The invention relates to an electrical delay network comprising a chain of a plurality of (at least three) all-pass sections with constant amplitude response and mutually identical phase response as a function of the frequency. In addition to delay purposes, such a network is frequently also used as an electrical filter network, whose frequency response can be adjusted electrically by simple means. In this respect the trend in recent years is towards digitally controlled and operated filters, for example transversal filters, comprising a chain of clock-pulse controlled memory sections, whose tappings lead to a summing device via weighting factor adjusting means. Thus, this summing device adds the original signal to time-delayed signals, yielding an output signal whose amplitude and phase (i.e. the characteristic) can be adjusted electrically with the aid of the weighting factor adjusting means. Such filters can satisfactorily be realized with the aid of integrated circuits and are suitable for a wide field of applications owing to their adjustability, a desired adjustment being obtainable by means of a programmable read-only memory (ROM).

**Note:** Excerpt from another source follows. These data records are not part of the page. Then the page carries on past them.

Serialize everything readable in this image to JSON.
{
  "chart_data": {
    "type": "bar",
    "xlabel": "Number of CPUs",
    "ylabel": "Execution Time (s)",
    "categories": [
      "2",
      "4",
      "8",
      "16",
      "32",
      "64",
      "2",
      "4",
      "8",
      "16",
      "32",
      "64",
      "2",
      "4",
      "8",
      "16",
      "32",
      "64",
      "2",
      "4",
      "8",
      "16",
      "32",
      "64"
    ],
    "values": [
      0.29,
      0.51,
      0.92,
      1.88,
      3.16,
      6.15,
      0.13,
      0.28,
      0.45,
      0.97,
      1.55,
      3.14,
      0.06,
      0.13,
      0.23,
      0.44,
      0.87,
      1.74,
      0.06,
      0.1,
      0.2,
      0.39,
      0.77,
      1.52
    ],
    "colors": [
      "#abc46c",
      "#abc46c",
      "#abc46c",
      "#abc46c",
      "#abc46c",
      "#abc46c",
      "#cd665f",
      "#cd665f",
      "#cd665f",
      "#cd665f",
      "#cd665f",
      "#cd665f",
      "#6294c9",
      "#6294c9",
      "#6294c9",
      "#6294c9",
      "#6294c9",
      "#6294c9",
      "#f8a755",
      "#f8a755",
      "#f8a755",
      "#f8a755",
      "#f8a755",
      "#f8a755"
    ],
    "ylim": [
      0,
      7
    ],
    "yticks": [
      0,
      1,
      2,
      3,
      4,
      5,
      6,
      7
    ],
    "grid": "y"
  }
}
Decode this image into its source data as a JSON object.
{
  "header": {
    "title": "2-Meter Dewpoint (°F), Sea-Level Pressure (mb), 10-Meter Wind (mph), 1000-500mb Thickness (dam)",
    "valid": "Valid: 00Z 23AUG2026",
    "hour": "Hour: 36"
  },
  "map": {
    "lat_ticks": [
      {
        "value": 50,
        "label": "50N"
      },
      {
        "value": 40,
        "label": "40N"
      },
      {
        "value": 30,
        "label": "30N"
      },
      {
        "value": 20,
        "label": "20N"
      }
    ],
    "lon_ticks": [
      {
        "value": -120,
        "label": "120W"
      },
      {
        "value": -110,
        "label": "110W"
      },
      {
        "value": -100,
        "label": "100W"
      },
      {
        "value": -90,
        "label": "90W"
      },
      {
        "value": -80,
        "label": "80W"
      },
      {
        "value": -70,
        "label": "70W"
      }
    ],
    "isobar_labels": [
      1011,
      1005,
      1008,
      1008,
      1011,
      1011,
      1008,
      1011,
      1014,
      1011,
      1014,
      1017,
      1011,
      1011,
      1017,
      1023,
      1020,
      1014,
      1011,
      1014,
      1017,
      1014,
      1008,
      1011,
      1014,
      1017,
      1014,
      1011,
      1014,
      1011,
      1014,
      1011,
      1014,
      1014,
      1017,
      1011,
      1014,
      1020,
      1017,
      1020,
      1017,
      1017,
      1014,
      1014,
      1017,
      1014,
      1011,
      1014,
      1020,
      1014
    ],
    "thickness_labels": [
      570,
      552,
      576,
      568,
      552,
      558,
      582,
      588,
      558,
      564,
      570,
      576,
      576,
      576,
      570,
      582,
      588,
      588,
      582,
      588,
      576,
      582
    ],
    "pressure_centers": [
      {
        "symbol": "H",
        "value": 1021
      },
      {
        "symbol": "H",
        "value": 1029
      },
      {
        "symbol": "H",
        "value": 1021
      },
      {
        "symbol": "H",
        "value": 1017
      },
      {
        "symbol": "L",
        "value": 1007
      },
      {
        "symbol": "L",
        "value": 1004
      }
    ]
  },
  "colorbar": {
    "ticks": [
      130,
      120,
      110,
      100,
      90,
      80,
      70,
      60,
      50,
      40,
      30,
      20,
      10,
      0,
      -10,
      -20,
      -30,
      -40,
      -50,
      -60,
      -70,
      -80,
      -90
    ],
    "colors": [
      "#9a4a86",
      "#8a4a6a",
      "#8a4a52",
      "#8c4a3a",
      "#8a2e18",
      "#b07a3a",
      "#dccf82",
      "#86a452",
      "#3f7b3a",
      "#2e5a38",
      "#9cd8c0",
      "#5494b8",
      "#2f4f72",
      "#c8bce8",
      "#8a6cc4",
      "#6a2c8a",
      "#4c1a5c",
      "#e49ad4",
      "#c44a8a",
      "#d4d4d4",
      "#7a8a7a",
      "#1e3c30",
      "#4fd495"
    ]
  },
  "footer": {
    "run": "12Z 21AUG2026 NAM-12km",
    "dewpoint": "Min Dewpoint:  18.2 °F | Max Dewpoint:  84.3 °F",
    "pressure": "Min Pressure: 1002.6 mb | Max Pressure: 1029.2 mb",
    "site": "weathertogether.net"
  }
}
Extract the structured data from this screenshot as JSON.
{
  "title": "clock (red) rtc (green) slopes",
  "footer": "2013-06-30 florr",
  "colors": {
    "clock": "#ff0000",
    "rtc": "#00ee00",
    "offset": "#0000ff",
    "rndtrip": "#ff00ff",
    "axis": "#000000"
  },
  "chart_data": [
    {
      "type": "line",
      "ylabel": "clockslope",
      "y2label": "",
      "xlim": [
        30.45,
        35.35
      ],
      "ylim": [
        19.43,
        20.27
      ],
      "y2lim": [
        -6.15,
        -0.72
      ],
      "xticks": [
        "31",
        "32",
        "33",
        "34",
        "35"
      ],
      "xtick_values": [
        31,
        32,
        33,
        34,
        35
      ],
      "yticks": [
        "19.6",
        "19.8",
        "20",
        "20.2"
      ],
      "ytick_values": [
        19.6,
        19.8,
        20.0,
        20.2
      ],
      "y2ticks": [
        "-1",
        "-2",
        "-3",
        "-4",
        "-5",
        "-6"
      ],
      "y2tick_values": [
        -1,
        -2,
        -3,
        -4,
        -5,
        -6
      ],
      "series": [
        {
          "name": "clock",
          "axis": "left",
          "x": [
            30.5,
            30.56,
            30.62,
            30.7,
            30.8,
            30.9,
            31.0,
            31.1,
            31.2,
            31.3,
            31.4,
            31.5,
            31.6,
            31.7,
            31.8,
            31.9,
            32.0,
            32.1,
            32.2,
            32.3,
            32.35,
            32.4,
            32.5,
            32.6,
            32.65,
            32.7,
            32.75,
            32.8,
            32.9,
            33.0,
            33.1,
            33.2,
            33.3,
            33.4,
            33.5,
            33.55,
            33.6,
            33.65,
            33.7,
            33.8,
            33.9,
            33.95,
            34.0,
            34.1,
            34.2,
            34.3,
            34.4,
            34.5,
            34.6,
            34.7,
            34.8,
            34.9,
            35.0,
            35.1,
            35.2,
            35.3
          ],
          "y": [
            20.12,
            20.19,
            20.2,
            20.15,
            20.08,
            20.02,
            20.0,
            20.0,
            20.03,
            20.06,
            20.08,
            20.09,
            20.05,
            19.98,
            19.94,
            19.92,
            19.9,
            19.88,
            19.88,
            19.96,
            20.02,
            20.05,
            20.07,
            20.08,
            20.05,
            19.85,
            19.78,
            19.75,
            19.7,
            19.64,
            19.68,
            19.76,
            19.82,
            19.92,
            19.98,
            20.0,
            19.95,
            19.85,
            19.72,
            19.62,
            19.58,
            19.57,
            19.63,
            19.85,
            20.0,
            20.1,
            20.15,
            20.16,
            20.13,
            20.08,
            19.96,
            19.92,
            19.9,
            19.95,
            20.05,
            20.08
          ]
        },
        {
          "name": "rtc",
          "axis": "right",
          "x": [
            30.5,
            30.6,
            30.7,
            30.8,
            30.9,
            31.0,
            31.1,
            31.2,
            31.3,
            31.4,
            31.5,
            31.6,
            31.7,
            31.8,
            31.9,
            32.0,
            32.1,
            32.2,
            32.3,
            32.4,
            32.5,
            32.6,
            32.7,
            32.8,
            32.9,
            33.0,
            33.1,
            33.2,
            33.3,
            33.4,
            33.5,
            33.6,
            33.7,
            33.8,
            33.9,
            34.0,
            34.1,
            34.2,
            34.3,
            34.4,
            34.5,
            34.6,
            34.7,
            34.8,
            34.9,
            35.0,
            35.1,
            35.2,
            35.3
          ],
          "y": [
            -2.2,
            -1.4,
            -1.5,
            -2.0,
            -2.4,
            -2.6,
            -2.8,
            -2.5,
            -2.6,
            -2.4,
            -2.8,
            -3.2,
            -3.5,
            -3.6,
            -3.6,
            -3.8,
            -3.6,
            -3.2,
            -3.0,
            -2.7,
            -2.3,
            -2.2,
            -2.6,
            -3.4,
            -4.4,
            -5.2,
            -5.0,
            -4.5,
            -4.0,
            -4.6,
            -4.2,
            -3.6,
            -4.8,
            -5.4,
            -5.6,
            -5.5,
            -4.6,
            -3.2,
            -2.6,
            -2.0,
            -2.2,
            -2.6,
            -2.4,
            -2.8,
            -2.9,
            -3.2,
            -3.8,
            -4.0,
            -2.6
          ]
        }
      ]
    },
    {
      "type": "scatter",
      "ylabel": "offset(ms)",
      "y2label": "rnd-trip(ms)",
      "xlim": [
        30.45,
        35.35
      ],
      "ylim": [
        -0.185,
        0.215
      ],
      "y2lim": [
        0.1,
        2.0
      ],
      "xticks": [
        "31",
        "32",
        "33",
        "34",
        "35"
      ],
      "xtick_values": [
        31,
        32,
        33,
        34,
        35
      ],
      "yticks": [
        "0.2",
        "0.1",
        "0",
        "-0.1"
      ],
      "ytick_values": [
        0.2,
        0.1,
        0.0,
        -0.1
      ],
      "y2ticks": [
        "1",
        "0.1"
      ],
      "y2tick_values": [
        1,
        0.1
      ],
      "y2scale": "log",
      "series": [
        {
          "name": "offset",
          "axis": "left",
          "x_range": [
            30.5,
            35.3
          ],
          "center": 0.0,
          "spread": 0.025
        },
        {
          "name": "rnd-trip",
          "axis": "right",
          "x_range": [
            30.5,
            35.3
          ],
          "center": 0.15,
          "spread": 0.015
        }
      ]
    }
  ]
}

Nevertheless, such filters exhibit some drawbacks, which prohibit their general use in radio and television receivers. For example, not only a source of clock pulses is needed, but generally this source should also be capable of supplying substantial power, in order to shift the signal along the chain of memory sections with the required reliability and accuracy. Moreover, the clock frequency, which determines the maximum signal frequency that can be processed, cannot be varied without the risk of variable signal degredation.
The invention aims at a different approach, which is based on theories about so-called "ortho-normal" functions (see for example Y. W. Lee, Statistical Theory of Communication, 1960, chapter 19). As an example, one of the applications of an electrical network in accordance with the invention is that in which the chain of all-pass sections comprises tappings on which, owing to the use of weighting-factor adjusting means, adjustable signals are available, which by summation yield a transfer characteristic of the total network which is dependent on the adjustable weighting factors.
Such networks also add the signal to the delayed signals, while the weighting factor adjusting means provide separate signal processing without or substantially without any interaction owing to the orthonormality, so that again a wide range of frequency characteristics can be obtained. The invention is based on the recognition that such networks can also be realized in integrated circuit technology, provided that certain requirements are met.